Yes it is a rip-off of the first. But, as I mention in another post,
it is actually more of a redo of the original conception. The
EbisÚdian case system done right, if you will. :-)

[...]
> > Another interesting feature of Tatari Faran is in using word order to
> > indicate verbal mood. (Altho Mike Ellis aka DrLurk tells me that it's
> > a case of anadewism, since Finnish apparently does this too. In fact,
> > one can probably argue English does it too.) The first NP in a
> > sentence is always the "subject" [*], and following NP's are
> > arguments.
[...]
>
> Now this is creative!  Expressing mood by word order!  I've never
> seen that before.

It was a happy idea that occurred to me when thinking about whether
Tatari Faran should have a fixed word order. Since the case markers
adequately indicate the semantic roles of NPs, an imposed word order
would serve little in telling NP's apart. But then I thought about
verbs, and realized that word order *could* be very useful there.

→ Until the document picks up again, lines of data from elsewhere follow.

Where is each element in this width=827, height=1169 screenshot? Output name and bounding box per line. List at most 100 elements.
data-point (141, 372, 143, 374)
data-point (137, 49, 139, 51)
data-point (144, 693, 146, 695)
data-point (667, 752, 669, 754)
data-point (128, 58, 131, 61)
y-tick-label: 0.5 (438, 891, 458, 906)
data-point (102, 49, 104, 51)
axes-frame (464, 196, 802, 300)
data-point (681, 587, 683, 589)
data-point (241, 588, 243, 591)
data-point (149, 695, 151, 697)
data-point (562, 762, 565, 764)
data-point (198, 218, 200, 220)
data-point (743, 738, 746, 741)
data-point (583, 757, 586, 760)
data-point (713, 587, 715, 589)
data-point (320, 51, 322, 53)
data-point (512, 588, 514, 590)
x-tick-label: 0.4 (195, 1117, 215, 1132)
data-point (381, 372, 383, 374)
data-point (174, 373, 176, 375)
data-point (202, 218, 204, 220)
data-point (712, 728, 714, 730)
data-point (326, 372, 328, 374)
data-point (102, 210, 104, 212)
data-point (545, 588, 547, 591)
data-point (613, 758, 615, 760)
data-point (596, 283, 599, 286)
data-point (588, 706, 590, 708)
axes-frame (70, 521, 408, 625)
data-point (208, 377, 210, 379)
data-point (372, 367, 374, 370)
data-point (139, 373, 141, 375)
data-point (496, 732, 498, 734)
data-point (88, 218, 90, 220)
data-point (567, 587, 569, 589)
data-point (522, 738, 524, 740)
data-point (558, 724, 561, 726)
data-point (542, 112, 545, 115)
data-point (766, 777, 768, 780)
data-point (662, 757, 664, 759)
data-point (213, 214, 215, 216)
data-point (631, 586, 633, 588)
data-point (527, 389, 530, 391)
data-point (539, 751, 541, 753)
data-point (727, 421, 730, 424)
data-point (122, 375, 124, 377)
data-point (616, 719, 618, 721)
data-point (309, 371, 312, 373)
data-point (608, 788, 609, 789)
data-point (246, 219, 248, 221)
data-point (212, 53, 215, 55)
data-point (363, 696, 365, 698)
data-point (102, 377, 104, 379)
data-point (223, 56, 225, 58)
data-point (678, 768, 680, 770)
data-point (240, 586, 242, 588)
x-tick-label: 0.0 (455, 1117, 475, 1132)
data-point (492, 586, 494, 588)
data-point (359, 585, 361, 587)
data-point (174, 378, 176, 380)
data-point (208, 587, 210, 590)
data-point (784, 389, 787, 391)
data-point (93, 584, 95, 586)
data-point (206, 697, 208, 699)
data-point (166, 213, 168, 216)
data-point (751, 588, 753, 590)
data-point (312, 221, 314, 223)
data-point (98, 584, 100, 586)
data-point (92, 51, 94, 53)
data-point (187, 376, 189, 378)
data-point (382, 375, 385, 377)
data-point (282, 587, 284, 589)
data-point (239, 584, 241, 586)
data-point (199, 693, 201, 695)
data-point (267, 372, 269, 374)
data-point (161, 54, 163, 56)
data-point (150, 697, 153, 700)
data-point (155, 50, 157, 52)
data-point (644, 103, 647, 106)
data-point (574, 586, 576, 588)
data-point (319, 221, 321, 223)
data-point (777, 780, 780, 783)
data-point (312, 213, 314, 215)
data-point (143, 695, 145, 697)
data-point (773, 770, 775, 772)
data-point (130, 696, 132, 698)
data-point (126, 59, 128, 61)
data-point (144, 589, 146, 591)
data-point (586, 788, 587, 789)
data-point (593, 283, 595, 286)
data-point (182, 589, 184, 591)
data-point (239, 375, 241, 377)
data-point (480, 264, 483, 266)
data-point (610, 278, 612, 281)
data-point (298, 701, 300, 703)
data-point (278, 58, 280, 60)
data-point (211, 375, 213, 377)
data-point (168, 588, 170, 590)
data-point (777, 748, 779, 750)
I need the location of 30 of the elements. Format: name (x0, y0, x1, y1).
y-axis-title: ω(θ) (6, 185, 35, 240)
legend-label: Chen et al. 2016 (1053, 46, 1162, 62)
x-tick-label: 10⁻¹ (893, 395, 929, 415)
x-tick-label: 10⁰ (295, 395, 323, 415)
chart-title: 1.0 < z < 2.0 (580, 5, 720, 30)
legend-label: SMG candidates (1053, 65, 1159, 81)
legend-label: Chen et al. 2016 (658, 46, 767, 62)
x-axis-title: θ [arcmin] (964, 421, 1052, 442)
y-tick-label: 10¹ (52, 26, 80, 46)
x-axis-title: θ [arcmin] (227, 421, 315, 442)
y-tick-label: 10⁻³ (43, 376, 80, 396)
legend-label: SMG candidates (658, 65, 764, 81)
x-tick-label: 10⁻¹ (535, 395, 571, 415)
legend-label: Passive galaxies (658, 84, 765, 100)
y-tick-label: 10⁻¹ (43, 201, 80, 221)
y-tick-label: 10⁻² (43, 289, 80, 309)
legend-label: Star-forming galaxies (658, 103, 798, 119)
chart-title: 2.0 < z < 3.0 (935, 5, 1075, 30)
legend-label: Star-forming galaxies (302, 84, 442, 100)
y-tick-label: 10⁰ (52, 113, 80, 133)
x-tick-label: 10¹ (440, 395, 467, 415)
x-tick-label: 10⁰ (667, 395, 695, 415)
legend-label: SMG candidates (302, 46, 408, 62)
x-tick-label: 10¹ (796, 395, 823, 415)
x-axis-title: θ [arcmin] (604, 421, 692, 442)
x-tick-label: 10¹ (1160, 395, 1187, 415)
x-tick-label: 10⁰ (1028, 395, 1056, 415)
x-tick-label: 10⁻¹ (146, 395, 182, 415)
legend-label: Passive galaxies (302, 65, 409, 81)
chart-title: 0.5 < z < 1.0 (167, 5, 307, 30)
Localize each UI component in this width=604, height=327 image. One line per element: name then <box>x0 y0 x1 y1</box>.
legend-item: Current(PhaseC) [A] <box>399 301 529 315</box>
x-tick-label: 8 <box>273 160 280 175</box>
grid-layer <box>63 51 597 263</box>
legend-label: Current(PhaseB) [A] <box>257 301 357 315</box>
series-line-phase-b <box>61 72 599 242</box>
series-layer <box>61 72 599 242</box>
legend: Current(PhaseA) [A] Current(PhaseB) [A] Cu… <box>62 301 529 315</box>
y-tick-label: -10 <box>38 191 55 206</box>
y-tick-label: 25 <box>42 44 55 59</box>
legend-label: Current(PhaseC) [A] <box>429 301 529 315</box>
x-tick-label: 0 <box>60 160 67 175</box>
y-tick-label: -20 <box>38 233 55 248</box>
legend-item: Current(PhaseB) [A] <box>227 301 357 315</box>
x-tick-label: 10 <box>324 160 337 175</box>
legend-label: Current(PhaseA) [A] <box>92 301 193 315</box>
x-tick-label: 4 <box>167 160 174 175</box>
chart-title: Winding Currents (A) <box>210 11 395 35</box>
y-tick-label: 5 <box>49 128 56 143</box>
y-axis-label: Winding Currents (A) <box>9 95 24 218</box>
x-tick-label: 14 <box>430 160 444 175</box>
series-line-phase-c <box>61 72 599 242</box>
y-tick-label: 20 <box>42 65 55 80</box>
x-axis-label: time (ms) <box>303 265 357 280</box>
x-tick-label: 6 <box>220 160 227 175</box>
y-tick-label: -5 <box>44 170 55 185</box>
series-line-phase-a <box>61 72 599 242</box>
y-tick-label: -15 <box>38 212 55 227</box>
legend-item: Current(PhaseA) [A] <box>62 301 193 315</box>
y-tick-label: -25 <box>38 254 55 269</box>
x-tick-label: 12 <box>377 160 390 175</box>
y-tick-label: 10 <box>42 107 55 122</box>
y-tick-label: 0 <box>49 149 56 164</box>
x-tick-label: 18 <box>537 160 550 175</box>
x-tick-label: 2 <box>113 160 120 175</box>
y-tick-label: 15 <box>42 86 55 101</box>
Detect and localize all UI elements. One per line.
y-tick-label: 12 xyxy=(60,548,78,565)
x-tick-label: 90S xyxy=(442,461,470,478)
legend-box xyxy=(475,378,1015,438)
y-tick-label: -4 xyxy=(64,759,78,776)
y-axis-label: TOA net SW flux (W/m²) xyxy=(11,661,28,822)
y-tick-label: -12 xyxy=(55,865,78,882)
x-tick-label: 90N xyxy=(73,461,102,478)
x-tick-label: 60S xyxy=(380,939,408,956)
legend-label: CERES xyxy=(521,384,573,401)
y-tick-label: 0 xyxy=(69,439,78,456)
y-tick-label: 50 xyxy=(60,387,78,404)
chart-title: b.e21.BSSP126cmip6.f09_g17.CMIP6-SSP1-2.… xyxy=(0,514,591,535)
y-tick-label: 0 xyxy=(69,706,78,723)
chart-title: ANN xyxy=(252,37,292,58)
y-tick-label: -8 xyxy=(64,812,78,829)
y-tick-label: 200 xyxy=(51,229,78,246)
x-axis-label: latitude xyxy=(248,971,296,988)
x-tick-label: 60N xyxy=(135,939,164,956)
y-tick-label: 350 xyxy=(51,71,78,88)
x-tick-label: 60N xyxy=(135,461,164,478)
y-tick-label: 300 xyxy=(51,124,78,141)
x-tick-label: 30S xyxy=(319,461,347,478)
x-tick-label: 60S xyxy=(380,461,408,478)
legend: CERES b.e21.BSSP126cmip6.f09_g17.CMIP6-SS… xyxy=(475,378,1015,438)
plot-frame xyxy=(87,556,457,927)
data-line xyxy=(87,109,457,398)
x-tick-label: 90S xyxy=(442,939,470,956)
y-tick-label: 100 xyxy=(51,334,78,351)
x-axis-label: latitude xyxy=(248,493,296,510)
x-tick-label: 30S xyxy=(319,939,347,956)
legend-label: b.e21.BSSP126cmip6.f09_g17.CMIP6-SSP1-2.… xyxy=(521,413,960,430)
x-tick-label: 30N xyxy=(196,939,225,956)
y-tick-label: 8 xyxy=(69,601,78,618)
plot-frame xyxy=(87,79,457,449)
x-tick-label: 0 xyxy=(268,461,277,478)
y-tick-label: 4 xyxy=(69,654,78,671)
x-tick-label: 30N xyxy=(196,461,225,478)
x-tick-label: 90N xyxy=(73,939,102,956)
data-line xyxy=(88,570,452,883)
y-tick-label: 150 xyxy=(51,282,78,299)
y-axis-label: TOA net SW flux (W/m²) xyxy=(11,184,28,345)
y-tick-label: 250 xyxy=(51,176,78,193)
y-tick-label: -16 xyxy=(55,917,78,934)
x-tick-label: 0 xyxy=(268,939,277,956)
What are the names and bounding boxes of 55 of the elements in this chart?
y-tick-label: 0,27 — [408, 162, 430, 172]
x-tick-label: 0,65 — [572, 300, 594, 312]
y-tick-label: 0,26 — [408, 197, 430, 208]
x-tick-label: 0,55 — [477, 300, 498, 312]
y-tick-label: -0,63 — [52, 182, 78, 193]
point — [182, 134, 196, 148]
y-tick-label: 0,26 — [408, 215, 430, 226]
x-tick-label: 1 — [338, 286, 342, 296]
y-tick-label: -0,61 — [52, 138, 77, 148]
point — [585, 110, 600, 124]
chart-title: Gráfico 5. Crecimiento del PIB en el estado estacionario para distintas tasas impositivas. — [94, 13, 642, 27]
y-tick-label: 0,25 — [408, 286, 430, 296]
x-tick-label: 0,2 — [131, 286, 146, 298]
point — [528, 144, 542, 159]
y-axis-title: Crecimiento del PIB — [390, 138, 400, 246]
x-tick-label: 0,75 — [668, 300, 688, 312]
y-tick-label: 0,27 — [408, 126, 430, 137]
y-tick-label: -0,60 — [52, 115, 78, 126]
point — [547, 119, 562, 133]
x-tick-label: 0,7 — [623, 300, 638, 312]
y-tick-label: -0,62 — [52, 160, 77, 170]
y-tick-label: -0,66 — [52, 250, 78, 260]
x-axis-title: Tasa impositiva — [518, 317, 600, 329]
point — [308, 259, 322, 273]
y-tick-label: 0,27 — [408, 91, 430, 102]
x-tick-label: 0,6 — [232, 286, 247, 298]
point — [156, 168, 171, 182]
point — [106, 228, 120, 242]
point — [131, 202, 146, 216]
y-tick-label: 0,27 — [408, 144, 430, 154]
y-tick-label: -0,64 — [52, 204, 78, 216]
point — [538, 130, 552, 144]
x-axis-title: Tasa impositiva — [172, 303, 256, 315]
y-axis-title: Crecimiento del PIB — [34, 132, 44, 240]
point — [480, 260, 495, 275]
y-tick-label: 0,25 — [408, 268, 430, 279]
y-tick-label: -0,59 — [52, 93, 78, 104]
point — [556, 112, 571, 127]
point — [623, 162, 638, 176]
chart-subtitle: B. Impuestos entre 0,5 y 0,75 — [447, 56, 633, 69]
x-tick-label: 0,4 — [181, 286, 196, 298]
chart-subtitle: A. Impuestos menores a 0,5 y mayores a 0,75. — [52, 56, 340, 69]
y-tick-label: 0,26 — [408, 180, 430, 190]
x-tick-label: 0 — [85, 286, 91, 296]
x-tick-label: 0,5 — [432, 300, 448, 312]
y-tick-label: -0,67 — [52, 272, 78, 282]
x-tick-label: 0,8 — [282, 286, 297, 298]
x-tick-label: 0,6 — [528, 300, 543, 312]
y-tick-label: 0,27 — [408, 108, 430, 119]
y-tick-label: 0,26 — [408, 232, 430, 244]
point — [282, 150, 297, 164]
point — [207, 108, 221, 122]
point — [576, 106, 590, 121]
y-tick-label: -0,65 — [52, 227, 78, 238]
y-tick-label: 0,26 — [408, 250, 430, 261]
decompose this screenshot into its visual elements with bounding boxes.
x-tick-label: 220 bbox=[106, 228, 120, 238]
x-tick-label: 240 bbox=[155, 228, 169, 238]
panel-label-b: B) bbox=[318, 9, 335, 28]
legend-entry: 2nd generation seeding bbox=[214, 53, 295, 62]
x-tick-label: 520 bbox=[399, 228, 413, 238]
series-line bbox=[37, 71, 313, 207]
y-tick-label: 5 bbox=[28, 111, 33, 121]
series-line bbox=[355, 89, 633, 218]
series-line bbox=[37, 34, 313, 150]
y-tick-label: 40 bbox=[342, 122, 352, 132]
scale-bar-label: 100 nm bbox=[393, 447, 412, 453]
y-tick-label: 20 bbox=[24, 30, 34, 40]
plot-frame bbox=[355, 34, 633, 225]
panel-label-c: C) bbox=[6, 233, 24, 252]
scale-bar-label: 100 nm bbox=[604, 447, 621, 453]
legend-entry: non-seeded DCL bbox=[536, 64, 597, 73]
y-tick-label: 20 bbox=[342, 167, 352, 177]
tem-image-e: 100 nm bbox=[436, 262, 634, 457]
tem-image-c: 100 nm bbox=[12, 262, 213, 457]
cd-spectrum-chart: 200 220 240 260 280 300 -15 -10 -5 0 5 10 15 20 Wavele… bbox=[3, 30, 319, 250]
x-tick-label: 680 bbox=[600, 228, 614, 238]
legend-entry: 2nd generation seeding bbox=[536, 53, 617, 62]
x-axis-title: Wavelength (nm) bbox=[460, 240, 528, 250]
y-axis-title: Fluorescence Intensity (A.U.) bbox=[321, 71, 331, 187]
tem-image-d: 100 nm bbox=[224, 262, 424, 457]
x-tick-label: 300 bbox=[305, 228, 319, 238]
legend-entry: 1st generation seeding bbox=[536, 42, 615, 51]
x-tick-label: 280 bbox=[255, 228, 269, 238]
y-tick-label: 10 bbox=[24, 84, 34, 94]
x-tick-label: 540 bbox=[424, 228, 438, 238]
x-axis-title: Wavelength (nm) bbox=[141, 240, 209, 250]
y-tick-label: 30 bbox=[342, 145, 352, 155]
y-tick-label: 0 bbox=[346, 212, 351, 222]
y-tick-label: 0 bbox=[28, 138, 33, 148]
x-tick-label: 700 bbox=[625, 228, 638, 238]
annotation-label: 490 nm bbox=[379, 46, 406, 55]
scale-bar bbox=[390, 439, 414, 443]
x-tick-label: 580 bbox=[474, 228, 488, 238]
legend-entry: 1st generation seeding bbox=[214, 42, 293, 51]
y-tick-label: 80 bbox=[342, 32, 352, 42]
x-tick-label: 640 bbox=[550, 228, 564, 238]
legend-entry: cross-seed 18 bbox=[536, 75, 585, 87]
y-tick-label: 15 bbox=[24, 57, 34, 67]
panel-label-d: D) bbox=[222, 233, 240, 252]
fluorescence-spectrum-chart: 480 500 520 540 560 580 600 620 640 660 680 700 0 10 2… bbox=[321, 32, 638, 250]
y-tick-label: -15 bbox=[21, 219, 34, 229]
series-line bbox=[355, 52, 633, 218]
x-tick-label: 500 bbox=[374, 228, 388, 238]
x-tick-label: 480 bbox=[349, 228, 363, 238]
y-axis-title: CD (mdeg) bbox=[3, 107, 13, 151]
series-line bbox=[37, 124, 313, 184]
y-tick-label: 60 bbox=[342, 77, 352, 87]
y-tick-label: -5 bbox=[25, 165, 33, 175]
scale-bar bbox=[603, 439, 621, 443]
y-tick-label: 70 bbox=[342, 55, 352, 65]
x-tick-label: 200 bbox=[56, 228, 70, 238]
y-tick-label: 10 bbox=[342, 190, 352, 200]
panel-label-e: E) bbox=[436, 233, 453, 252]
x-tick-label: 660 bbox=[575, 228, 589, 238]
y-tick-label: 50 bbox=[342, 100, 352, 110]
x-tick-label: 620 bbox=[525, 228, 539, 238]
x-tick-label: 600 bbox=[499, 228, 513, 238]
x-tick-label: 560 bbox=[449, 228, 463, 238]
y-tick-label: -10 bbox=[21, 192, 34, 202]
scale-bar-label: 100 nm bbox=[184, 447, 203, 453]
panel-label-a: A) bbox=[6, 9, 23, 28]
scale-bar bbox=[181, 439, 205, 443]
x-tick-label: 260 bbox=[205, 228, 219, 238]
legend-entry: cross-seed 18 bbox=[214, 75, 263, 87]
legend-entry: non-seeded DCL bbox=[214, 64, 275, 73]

Although, for the subjunctive, I think I still need to have some sort
of marker, perhaps a verb inflection, to go with it.


[...]
> > Hope you enjoyed this (gasp) on-topic post, in the spirit of the good
> > ole CONLANG days when people communicated in grammar sketches. ;-)
>
> I did enjoy it.  I also wish back those good old days.  One sees
> too little stuff about actual *conlangs* on CONLANG nowadays,
> and way too many YAEPTs and off-topic posts.
[...]

The reason Rob set up #conlang was so that off-topic discussion could
be moved there. But now it seems that it's *ontopic* discussion that
happens there instead, and the off-topic stuff remains on the list. Oh
well.


T

--
Political correctness: socially-sanctioned hypocrisy.